Binnen DSOB bestaan verschillende onderling strijdige ideeën over de gemeentelijke waardenkaart. De voorzitter zal, zoals beloofd, een brief schrijven aan B & W, met afschrift aan de GMC, dat wij willen worden betrokken bij het opstellen van de kaart en dat er rekening mee moet worden gehouden dat de procedure veel tijd kan vergen i.v.m. eventuele bezwaren en procedures.
De gedachte leeft nu om de bepalingen uit de conceptverordening te doen gelden tot de waardenkaart en de bestemmingsplannen zijn opgesteld, resp. aangepast. Het opstellen van de gemeentelijke waardenkaart is geen taak van de GMC, maar van DSOB. Besloten wordt dat de voorzitter een brief zal schrijven aan B & W, met afschrift aan de GMC dat wij willen worden betrokken bij het opstellen van de kaart en dat er rekening mee moet worden gehouden dat de procedure veel tijd kan vergen i.v.m. eventuele bezwaren en procedures.
In de GMC is in het kader van de nieuwe monumentenverordening gesuggereerd dat het niet nodig is over te gaan tot aanwijzing van beschermde stadsgezichten. Met behulp van het bestemmingsplan en de gemeentelijke waardenkaart moet het mogelijk zijn voldoende bescherming te bieden.
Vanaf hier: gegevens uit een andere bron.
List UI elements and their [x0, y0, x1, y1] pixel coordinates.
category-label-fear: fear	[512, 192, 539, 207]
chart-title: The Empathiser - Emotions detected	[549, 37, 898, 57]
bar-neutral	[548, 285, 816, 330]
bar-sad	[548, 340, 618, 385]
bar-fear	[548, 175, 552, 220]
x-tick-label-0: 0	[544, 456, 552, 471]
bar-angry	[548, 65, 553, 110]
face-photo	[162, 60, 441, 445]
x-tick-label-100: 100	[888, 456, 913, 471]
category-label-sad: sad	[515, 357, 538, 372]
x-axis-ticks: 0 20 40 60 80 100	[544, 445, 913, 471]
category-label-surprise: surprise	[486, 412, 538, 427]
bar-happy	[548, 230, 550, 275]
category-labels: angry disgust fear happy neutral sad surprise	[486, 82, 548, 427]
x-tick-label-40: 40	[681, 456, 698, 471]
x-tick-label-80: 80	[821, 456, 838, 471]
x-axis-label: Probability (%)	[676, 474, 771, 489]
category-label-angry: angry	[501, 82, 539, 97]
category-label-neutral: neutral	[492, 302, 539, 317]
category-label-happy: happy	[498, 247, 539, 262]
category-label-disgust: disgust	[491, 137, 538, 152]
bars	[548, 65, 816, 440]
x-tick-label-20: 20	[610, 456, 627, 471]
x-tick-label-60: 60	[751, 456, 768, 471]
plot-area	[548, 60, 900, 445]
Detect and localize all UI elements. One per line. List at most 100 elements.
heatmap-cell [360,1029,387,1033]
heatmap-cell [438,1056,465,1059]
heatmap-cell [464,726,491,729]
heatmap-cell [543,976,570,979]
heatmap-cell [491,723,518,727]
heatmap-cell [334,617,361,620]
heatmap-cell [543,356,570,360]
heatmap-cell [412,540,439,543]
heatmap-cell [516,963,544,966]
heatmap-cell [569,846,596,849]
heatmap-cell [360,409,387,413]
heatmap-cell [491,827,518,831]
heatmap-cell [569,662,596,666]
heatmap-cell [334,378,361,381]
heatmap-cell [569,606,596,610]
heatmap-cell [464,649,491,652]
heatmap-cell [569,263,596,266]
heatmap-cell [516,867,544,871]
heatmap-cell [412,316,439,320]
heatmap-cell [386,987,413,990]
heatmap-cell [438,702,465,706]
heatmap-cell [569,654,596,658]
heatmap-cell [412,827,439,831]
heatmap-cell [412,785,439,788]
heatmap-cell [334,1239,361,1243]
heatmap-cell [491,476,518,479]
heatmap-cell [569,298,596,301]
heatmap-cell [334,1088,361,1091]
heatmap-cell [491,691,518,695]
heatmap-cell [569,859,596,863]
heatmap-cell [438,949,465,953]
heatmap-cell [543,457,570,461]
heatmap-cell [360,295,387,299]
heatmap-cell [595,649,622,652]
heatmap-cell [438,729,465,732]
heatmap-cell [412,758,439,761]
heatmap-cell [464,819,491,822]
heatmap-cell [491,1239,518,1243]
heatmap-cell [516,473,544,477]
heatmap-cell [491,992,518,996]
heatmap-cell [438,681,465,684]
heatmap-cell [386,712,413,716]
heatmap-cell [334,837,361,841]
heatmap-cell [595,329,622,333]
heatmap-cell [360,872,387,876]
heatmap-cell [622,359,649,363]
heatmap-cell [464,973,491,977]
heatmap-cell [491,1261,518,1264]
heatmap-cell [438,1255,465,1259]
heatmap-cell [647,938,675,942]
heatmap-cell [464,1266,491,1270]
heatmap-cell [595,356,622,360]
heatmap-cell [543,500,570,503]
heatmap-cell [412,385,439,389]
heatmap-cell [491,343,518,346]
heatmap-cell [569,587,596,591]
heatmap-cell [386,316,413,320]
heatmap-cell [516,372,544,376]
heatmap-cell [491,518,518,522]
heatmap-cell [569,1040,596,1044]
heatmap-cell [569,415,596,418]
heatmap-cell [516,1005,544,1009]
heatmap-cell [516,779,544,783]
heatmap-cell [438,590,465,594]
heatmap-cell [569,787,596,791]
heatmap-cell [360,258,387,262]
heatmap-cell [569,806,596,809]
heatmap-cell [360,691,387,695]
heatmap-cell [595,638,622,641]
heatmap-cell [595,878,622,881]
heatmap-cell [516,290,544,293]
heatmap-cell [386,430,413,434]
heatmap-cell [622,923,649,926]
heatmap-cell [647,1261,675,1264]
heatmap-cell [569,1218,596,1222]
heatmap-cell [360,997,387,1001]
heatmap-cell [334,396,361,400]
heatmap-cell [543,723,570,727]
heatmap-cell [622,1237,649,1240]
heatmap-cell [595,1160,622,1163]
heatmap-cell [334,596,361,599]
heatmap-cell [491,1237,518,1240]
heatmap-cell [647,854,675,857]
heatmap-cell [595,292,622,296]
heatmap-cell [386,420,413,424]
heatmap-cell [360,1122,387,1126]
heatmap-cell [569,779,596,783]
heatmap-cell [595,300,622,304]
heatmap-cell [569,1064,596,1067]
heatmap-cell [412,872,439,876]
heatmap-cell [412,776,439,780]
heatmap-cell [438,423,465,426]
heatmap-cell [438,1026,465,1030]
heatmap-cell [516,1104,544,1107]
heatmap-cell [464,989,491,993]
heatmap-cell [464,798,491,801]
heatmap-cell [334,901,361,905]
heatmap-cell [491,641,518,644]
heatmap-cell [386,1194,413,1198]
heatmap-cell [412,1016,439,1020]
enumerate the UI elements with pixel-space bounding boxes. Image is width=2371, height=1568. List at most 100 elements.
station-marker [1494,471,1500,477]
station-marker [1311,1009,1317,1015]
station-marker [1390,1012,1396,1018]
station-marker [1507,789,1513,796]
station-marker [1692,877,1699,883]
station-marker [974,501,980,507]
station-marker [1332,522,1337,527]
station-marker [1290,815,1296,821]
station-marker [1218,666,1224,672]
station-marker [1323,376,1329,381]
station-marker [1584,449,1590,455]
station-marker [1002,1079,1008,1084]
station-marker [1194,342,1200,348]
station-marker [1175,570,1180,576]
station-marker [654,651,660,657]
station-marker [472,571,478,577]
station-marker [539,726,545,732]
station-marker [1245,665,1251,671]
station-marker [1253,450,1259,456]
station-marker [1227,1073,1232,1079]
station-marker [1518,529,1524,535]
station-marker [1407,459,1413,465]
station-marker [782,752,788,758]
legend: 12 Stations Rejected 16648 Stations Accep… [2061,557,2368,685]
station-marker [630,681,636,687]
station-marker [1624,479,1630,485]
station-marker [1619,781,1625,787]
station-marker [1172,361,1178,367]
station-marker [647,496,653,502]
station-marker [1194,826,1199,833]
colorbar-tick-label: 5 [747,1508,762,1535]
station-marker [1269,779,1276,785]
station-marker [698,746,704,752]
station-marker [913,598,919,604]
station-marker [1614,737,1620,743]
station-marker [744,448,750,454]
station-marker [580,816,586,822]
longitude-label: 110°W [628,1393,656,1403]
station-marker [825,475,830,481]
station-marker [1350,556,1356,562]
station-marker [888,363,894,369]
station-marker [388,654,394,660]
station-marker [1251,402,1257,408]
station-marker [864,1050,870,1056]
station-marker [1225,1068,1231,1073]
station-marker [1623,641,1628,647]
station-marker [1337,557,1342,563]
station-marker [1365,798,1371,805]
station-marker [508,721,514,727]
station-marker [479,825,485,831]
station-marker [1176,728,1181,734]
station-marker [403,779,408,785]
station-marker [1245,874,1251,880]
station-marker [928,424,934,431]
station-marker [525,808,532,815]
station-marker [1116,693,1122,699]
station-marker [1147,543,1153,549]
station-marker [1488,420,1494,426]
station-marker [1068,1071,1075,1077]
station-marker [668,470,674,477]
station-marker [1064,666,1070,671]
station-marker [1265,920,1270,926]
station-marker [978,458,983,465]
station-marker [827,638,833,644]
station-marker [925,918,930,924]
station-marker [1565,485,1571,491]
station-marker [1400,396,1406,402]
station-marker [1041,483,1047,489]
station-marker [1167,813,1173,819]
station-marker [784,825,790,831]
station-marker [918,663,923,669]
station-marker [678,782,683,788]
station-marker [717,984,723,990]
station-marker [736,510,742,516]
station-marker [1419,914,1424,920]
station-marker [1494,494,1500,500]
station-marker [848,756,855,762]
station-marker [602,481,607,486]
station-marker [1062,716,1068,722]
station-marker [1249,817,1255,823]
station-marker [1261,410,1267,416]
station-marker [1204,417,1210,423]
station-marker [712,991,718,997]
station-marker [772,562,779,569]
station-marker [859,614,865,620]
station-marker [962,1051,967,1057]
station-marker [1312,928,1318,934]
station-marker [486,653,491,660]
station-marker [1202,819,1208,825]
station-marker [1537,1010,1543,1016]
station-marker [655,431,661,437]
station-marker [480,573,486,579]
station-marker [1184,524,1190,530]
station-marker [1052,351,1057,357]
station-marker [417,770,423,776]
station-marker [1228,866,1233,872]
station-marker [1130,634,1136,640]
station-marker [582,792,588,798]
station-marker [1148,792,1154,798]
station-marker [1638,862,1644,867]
Dit idee is op zich niet onjuist. Een probleem is echter dat de gemeente vele jaren achterloopt met het vaststellen van bestemmingsplannen en dat er
– afgezien van de provinciale kaart – ook nog geen gemeentelijke waardenkaart bestaat. Voorlopig blijft de bescherming via de status beschermd stadsgezicht daarom nodig.